4.2 Certificate of Designation of Series A Junior
Participating Preferred Stock (incorporated by reference
to Exhibit 3.2 to the Company's Registration Statement on
Form 10, File No. 0-28536).
4.3 Bylaws of the Company (incorporated by reference
to Exhibit 3.3 to the Company's Registration
Statement on Form 10, File No. 0-28536).
4.4 Rights Agreement, dated as of July 10, 1996,
between the Company and U.S. Trust Company of
Texas, N.A. (incorporated by reference to Exhibit 4.2
to the Company's Registration Statement on
Form 10, File No. 0-28536).
4.5 Billing Information Concepts Corp. 1996
Non-Employee Director Plan (incorporated
by reference to Exhibit 10.9 to the
Company's Registration Statement on
Form 10, File No. 0-28356).
4.6 Benefit Plans and Employment Matters Allocation
Agreement, dated as of July 10, 1996, between U.S. Long
Distance Corp. and Billing Information Concepts Corp.
(incorporated by reference to Exhibit 10.3 to the
Company's Registration Statement on Form 10, File No.
0-28536).
5.1 Opinion of Arter & Hadden (filed herewith).
23.1 Consent of Arter & Hadden (included in Exhibit 5.1).
23.2 Consent of Arthur Andersen LLP (filed herewith).

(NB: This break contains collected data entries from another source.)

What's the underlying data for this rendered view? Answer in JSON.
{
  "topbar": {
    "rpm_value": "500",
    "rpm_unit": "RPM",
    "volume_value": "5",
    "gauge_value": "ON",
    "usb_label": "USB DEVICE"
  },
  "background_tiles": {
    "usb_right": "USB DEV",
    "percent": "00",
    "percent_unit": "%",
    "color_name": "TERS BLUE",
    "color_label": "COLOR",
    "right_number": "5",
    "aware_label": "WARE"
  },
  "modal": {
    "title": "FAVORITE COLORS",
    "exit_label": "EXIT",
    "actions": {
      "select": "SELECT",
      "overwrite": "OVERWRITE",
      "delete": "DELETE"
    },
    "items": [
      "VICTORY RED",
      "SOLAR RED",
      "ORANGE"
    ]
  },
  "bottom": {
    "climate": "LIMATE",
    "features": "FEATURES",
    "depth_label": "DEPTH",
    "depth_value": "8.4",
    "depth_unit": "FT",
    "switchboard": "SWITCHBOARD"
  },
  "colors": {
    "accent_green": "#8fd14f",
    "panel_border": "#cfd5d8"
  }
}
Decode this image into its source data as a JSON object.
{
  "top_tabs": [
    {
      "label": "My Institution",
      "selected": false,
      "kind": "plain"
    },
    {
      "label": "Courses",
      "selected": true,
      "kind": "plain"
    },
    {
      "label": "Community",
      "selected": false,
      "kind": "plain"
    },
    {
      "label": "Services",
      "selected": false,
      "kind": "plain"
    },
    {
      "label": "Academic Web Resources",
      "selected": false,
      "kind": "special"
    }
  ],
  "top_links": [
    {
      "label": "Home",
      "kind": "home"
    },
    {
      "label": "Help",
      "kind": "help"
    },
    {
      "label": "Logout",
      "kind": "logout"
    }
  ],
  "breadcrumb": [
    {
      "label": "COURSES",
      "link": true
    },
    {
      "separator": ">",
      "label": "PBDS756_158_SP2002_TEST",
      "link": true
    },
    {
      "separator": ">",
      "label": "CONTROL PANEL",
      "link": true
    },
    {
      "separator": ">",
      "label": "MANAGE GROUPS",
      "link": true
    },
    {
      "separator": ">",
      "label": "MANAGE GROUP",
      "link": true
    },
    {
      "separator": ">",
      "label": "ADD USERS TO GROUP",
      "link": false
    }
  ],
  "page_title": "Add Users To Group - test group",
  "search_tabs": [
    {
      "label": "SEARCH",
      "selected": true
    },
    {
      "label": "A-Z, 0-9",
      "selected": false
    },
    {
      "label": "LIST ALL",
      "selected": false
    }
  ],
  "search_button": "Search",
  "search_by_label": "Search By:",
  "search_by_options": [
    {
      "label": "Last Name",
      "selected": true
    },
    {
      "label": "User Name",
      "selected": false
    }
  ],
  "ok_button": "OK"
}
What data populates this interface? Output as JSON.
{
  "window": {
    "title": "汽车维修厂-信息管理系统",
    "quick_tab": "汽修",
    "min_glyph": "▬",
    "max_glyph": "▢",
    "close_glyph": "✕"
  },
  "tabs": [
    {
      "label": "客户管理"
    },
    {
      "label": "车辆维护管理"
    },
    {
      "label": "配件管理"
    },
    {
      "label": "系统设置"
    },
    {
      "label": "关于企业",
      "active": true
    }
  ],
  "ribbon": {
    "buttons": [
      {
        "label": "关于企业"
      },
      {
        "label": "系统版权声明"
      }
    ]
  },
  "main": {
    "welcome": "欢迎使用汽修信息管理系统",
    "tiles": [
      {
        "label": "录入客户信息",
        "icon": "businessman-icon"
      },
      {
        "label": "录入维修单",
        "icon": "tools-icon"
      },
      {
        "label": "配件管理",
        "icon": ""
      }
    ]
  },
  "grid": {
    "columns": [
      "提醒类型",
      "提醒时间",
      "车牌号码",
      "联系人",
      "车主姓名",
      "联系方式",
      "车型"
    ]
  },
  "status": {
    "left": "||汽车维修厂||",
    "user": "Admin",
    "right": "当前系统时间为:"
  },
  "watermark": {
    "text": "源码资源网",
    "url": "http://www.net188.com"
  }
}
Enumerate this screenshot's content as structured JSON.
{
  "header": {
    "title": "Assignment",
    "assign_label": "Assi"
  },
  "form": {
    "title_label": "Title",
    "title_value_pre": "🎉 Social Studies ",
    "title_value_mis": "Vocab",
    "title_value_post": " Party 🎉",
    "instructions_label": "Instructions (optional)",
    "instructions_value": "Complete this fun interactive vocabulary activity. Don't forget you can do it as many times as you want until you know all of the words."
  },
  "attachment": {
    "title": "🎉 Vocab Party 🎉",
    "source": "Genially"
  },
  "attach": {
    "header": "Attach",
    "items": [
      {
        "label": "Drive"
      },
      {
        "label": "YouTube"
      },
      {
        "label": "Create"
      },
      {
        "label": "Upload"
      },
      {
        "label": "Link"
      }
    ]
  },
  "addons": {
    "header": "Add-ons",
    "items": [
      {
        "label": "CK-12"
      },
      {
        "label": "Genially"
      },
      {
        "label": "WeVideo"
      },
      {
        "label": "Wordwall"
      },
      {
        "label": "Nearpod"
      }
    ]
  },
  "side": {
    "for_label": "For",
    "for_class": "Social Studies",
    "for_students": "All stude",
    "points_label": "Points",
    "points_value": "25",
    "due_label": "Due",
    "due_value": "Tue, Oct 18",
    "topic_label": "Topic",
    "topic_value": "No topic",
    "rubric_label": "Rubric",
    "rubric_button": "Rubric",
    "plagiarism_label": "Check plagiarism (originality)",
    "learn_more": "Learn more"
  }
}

24.1 Powers of Attorney (included on the signature page to
this Registration Statement).
Exhibit 5.1
ARTER & HADDEN
1717 Main Street, Suite 4100
Dallas, Texas 75201
(214) 761-2100
July 16, 1996
Billing Information Concepts Corp.
9311 San Pedro, Suite 400
San Antonio, Texas 78216
Re: Billing Information Concepts Corp.
1996 Non-Employee Director Plan
Ladies and Gentlemen:
We have acted as counsel to Billing Information Concepts
Corp. (the "Company") in connection with its registration statement
on Form S-8 (the "Registration Statement") filed under the
Securities Act of 1933 for the purpose of registering 400,000
shares of common stock, par value $.01 per share, of the Company
(the "Common Stock") and the Series A Junior Participating
Preferred Stock Purchase Rights carried with the Common Stock (the
"Rights") issuable under the Billing Information Concepts Corp.
1996 Non-Employee Director Plan (the "Plan").
We have examined such documents, records and matters of
law as we have deemed necessary for purposes of this opinion. We
have assumed the authenticity of all documents we have examined and
have assumed the genuineness of all signatures thereon.
Based on the foregoing and subject to the comments noted
below, we are of the opinion that, assuming that the Company
maintains an adequate number of authorized but unissued shares and
or treasury shares of Common Stock available for issuance under the
Plan, the Common Stock and the Rights, when issued in accordance
with the terms of the Plan, will be duly authorized, validly
issued, fully paid and nonassessable.
We hereby bring to your attention that our legal opinions
are an expression of professional judgment and not a guarantee of
a result. This opinion is rendered as of the date hereof, and we
undertake no, and hereby disclaim any, obligation to advise you of
any changes in or new developments that might affect any matters or
opinions set forth herein.
We hereby consent to the filing of this opinion as an
exhibit to the Registration Statement.
Very truly yours,
/s/ Arter & Hadden
ARTER & HADDEN
<PAGE>
EXHIBIT 23.2
CONSENT OF INDEPENDENT PUBLIC ACCOUNTANTS
As independent public accountants, we hereby consent to the
incorporation by reference in this Registration Statement of our
report dated May 13, 1996, included in Billing Information Concept
Corp.'s Form 10/A Amendment No. 1 (No. 0-28536) and of our reports
dated November 10, 1995, included in U.S. Long Distance Corp.'s
Form 10-K for the year ended September 30, 1995, which is
incorporated by reference in Billing Information Concept Corp.'s
Form 10/A Amendment No. 1, and to all references to our firm
included in this Registration Statement.